Overall urea–water electrolysis has the potential to be employed in the purification of urea-containing wastewater and the production of hydrogen. However, the lack of cost-effective catalysts currently presents a significant obstacle to the further development of this technology. Through a simple template-directed selenium reaction in a novel type of highly active solution, an interface engineering strategy was designed to synthesize hollow CuSe nanocubes as an efficient bifunctional catalyst. The unique hollow CuSe nanocubes exhibit significant catalytic efficiency because of their larger electrolyte contact area and faster ion transport.
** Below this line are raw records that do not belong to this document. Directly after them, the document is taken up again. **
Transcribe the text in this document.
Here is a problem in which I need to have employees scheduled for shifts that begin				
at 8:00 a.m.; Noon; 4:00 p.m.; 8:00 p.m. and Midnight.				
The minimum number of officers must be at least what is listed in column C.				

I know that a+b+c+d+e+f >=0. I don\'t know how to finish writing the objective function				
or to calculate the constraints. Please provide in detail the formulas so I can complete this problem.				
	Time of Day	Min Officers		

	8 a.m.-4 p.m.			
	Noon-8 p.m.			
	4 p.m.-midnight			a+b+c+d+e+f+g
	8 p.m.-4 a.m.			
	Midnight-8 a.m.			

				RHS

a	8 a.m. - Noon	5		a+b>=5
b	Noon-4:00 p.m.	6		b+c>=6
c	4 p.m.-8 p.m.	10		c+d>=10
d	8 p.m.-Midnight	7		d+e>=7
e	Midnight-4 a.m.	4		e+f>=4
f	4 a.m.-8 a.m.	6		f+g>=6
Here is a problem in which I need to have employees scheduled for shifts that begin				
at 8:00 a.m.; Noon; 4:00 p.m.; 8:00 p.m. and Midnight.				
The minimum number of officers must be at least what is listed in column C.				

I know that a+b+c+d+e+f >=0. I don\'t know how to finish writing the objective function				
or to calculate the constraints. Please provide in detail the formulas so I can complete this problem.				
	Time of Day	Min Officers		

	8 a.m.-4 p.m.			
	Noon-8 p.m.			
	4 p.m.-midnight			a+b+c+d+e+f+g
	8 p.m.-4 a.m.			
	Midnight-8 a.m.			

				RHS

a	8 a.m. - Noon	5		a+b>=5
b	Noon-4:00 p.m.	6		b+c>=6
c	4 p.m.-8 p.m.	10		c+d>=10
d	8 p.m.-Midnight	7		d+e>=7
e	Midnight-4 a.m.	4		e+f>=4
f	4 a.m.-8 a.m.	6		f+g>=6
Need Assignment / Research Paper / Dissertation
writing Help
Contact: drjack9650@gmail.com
In 1 M KOH with a 0.5 M urea electrolyte, CuSe/NF required an overpotential of 199 mV for HER and a potential of 1.38 V for UOR to achieve a current density of 10 mA cm⁻². It can work stably for 24 h without significant degradation of activity at 10 mA cm⁻², showing excellent durability and excellent stability. For overall urea–water electrolysis, it exhibits a remarkable activity with a low cell voltage of 1.61 V at 10 mA cm⁻². Consequently, the design strategy of this unique hollow-structured CuSe provides a new insight to improve electrocatalytic performance and stability.